A pulled hamstring is one of the most common sports injuries. It is a painful injury that affects all kinds of athletes, from gymnasts to professional football players. Luckily there is help. Minor to moderate hamstring pulls may heal on their own with simple care.
The first step to treating your pulled hamstring is recognizing the symptoms. Most people pull their hamstrings while playing a sport or during an exercise that involves a lot of running or jumping. Pulled hamstrings occur when one of the muscles along the back of the thigh stretches too far. The hamstring may even begin to tear. Those with a pulled hamstring tend to experience:
- Sudden, severe pain while exercising
- Snapping or popping feeling along the back of their thigh
- Pain in back of thigh while walking
- Tenderness and bruising along the back of their legs
The pain level may vary depending of the severity of the injury. Some people may only experience a minor pain. However, no pain in the hamstring should be ignored, no matter how mild. A small pull can turn into a big problem if gone untreated.

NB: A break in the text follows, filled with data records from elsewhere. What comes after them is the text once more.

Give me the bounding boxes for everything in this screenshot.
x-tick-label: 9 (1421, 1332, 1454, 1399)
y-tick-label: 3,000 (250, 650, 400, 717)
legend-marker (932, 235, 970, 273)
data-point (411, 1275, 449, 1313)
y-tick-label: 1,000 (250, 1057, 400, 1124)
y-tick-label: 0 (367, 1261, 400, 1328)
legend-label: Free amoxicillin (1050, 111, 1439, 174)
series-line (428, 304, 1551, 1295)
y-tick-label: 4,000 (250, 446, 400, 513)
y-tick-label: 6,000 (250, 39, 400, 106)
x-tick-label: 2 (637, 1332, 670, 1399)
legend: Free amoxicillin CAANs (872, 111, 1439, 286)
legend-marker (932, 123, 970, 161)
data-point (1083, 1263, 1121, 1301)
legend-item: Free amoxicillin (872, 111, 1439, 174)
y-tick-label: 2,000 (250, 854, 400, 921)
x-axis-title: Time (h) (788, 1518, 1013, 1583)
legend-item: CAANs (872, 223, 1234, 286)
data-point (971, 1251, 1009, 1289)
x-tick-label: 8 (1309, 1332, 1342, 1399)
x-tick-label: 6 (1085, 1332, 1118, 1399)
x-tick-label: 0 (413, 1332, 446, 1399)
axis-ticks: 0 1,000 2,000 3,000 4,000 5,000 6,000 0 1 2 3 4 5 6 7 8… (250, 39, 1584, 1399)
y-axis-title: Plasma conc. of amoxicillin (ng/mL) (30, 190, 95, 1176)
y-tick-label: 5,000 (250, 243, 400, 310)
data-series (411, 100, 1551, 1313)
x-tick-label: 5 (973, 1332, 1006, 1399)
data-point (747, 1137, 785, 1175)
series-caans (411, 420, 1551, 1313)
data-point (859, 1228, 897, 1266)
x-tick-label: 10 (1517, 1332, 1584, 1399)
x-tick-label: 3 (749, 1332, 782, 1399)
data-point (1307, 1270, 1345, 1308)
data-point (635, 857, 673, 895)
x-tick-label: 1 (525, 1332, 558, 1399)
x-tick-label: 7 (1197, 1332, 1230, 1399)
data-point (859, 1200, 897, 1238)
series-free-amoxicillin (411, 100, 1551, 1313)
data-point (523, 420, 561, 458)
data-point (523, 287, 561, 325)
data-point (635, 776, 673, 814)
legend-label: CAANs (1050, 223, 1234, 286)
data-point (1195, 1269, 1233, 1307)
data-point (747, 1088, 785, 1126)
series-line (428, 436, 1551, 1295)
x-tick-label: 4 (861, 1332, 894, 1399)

Minor to moderate hamstring pulls will most likely heal in a few weeks. However, you want to be careful and rest your legs. Putting stress on your legs will only worsen the problem.
For the first 24 to 48 hours after your injury, take it easy. Don’t try rehabilitating your leg just yet. Instead, follow these steps:
- Ice the Injury. As soon as you pull your hamstring, put ice on the injured leg to reduce swelling and alleviate the pain. Ice for 15 to 20 minutes every hour for the first couple of days after the injury. After this, you can reduce the amount of icing depending on your pain level.
- Rest Your Leg. Try to put as little weight as possible on the affected leg. Putting weight on the affected leg will only worsen your injury. Your sports therapy physician may even suggest using crutches until your leg has healed.
- Elevate Your Leg. While resting your leg, elevate it as much as possible. Whenever you are lying or sitting down, place some pillows under your leg to elevate it.
- Compression Bandage. Wrap your leg with a compression bandage to reduce swelling in the leg.
- Anti-inflammatory Pain Relievers. Over the counter medication such as ibuprofen can help reduce the swelling and alleviate pain.
After the first few days of rest, you should be able to start a rehabilitation treatment with your sports therapy physician. You will focus on stretching and exercising your pulled hamstring to insure it heals properly.